Livian finally managed to wrest free the branch. She gave a triumphant little shout and spun, holding that piece, aloft. “At least, I have this.” Humming softly to herself, she bent the piece neatly and tucked it inside her jacket.
Women craved riches. They wanted to be draped in the most luxuriant silks and satins and velvets and dripping in diamonds and jewels.
Except this woman.
This woman? She sought to preserve…kindling?
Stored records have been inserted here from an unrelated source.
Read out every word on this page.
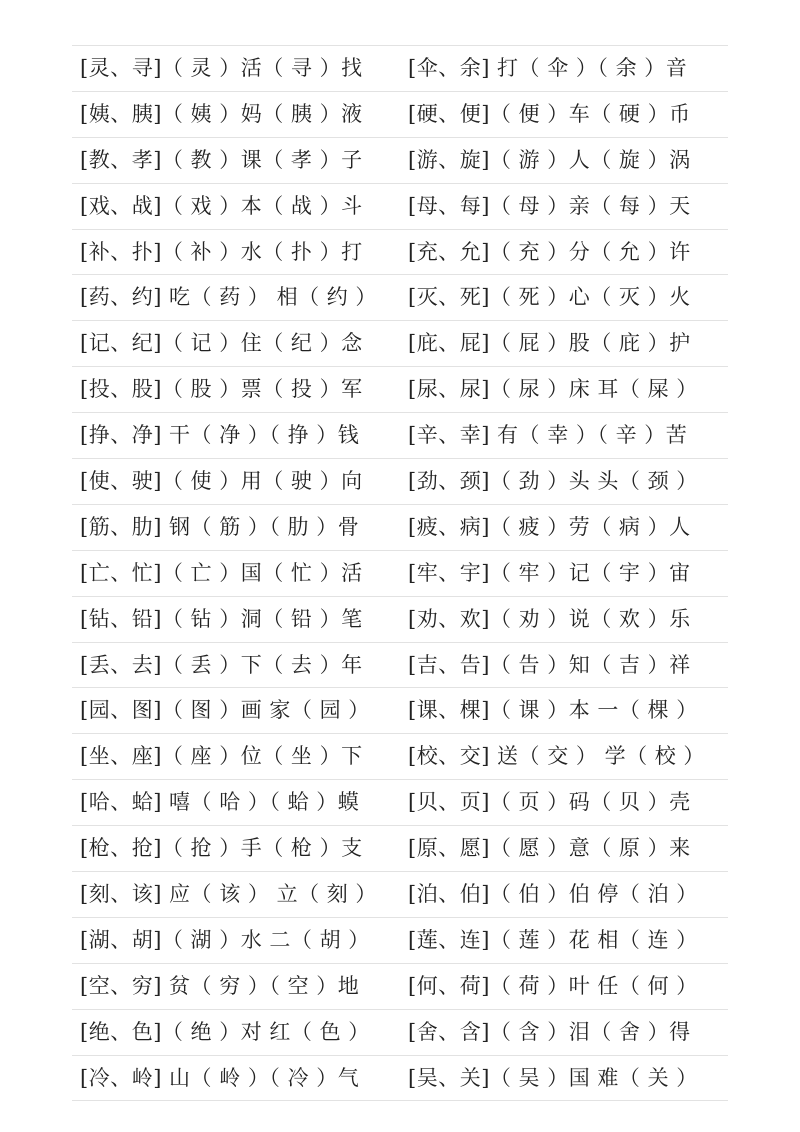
[灵、寻]（ 灵 ）活（ 寻 ）找 [伞、余] 打（ 伞 ）（ 余 ）音
[姨、胰]（ 姨 ）妈（ 胰 ）液 [硬、便]（ 便 ）车（ 硬 ）币
[教、孝]（ 教 ）课（ 孝 ）子 [游、旋]（ 游 ）人（ 旋 ）涡
[戏、战]（ 戏 ）本（ 战 ）斗 [母、每]（ 母 ）亲（ 每 ）天
[补、扑]（ 补 ）水（ 扑 ）打 [充、允]（ 充 ）分（ 允 ）许
[药、约] 吃（ 药 ） 相（ 约 ） [灭、死]（ 死 ）心（ 灭 ）火
[记、纪]（ 记 ）住（ 纪 ）念 [庇、屁]（ 屁 ）股（ 庇 ）护
[投、股]（ 股 ）票（ 投 ）军 [尿、尿]（ 尿 ）床 耳（ 屎 ）
[挣、净] 干（ 净 ）（ 挣 ）钱 [辛、幸] 有（ 幸 ）（ 辛 ）苦
[使、驶]（ 使 ）用（ 驶 ）向 [劲、颈]（ 劲 ）头 头（ 颈 ）
[筋、肋] 钢（ 筋 ）（ 肋 ）骨 [疲、病]（ 疲 ）劳（ 病 ）人
[亡、忙]（ 亡 ）国（ 忙 ）活 [牢、宇]（ 牢 ）记（ 宇 ）宙
[钻、铅]（ 钻 ）洞（ 铅 ）笔 [劝、欢]（ 劝 ）说（ 欢 ）乐
[丢、去]（ 丢 ）下（ 去 ）年 [吉、告]（ 告 ）知（ 吉 ）祥
[园、图]（ 图 ）画 家（ 园 ） [课、棵]（ 课 ）本 一（ 棵 ）
[坐、座]（ 座 ）位（ 坐 ）下 [校、交] 送（ 交 ） 学（ 校 ）
[哈、蛤] 嘻（ 哈 ）（ 蛤 ）蟆 [贝、页]（ 页 ）码（ 贝 ）壳
[枪、抢]（ 抢 ）手（ 枪 ）支 [原、愿]（ 愿 ）意（ 原 ）来
[刻、该] 应（ 该 ） 立（ 刻 ） [泊、伯]（ 伯 ）伯 停（ 泊 ）
[湖、胡]（ 湖 ）水 二（ 胡 ） [莲、连]（ 莲 ）花 相（ 连 ）
[空、穷] 贫（ 穷 ）（ 空 ）地 [何、荷]（ 荷 ）叶 任（ 何 ）
[绝、色]（ 绝 ）对 红（ 色 ） [舍、含]（ 含 ）泪（ 舍 ）得
[冷、岭] 山（ 岭 ）（ 冷 ）气 [吴、关]（ 吴 ）国 难（ 关 ）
Furthermore, she thought nothing of putting herself in harm’s way to do so.
“A grown woman,” he muttered under his breath. “You don’t have the sense God gave a child, Livian Lovelace.”
“Why are you being so rude?”
Indignation would have been better, preferable, than the actual hurt bleeding from her eyes.
Why? Latimer gnashed his teeth. Why? Something about her drove him stark, raving, mad.
His patience snapped.
“You go running around like a damned child without a brain in your pretty head, sweetheart,” Latimer blasted. “You’re a romantic. A dreamer, and with the careless way in which you go about life, it’s a wonder you’ve lived this long.”
Would some fancy nob have the strength or capability of seeing her safe? Latimer would wager his fucking life the bloke wouldn’t. His rage spiraled.
“You need to spend more time thinking with your damned head,” he jabbed a finger into his forehead several times. “And not your foolish heart.”
No, the lady required a lesson, and it was one Latimer would be all too happy to provide.